We used the wonderful SongKick API to grab events for all the nearby cities. I was quite surprised at the how many events SongKick would find. For just a single week, in the geographic area between Boston and New York City, SongKick found 1,161 events with 2,168 different artists. More events and more artists makes it easier to find a route that will give a satisfying set of concerts – but it can also make finding a route a bit more computationally challenging too (more on that later). Once we had the set of possible artists that we could visit, we needed to narrow down the list of artists to the ones would be of most interest to the user. To do this we used the new Personal Catalogs feature of the Echo Nest API. We created a personal catalog containing all of the potential artists (so for our trip to NYC from Boston, we’d create a catalog of 2,168 artists). We then used the Echo Nest artist similarity APIs to get recommendations for artists within this catalog. This yielded us a set of 200 artists that best match the user’s taste that would be playing in the area.

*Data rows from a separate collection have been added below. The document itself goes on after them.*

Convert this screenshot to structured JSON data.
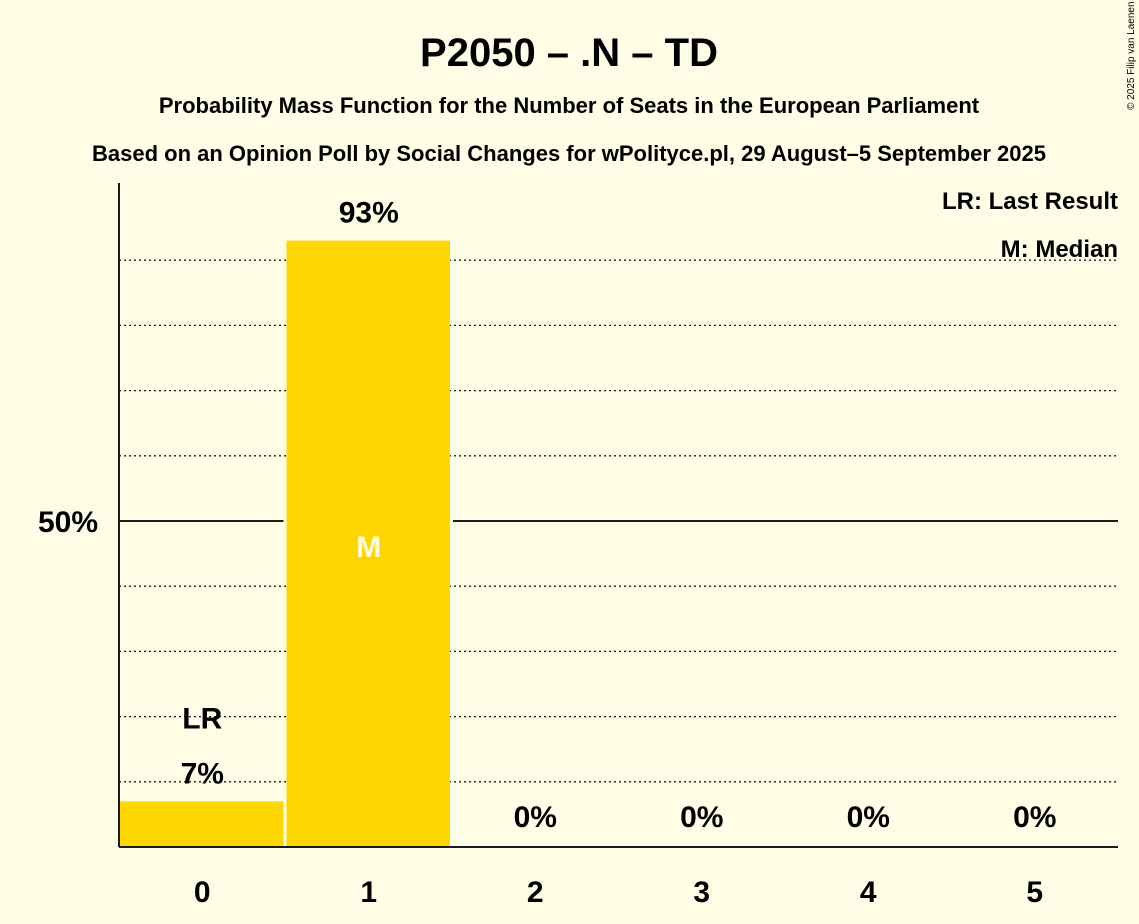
{
  "chart_data": {
    "type": "bar",
    "title": "P2050 – .N – TD",
    "subtitle1": "Probability Mass Function for the Number of Seats in the European Parliament",
    "subtitle2": "Based on an Opinion Poll by Social Changes for wPolityce.pl, 29 August–5 September 2025",
    "copyright": "© 2025 Filip van Laenen",
    "categories": [
      "0",
      "1",
      "2",
      "3",
      "4",
      "5"
    ],
    "values": [
      7,
      93,
      0,
      0,
      0,
      0
    ],
    "value_labels": [
      "7%",
      "93%",
      "0%",
      "0%",
      "0%",
      "0%"
    ],
    "ylim": [
      0,
      100
    ],
    "ytick_label": "50%",
    "ytick_value": 50,
    "grid": true,
    "last_result_index": 0,
    "last_result_label": "LR",
    "median_index": 1,
    "median_label": "M",
    "legend": [
      "LR: Last Result",
      "M: Median"
    ],
    "legend_position": "top-right",
    "colors": {
      "bar": "#ffd700",
      "background": "#fefde6",
      "median_text": "#fefde6"
    }
  }
}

The next bit was the tricky bit – first, we subsetted the events to just include events for the recommended set of artists. Then we had to build the optimal route through the events, considering the date and time of the event, the preference the user has for the artist, whether or not we’ve already been to an event for this artist on the trip, how far out of our way the venue is from our ultimate destination and how far the event is from our previous destination. For anyone who saw me looking grouchy on Sunday morning during the hack day it was because it was hard trying to figure out a good cost function that would weigh all of these factors: artist preference, travel time and distance between shows, event history. The computer science folks who read this blog will recognize that this route finding is similar to the ‘travelling salesman problem‘ – but with a twist, instead of finding a route between cities, which don’t tend to move around too much, we have to find a path through a set of artist concerts where every night, the artists are in different places. I call this the ‘travelling rock star’ problem. Ultimately I was pretty happy with how the routing algorithm, it can find a decent route through a thousand events in less than 30 seconds.
Jennie joined me for a few hours at the Music Hack Day – she coded up the HTML for the webform and made the top banner – (it was pretty weird to look over on her computer and see her typing in raw HTML tags with attached CSS attributes – kids these days). We got the demo done in time – and with the power of caching it will generate routes and plot them on a map using the Google API. Unfortunately, if your route doesn’t happen to be in the cache, it can take quite a bit of time to get a route out of the app – gathering events from SongKick, getting the recommendations from the Echo Nest, and finding the optimal route all add up to an app that can take 5 minutes before you get your answer. When I get a bit of time, I’ll take another pass to speed things up. When it is fast enough, I’ll put it online.
It was a fun demo to write. I especially enjoyed working on it with my daughter. And we won the SongKick prize, which was pretty fantastic.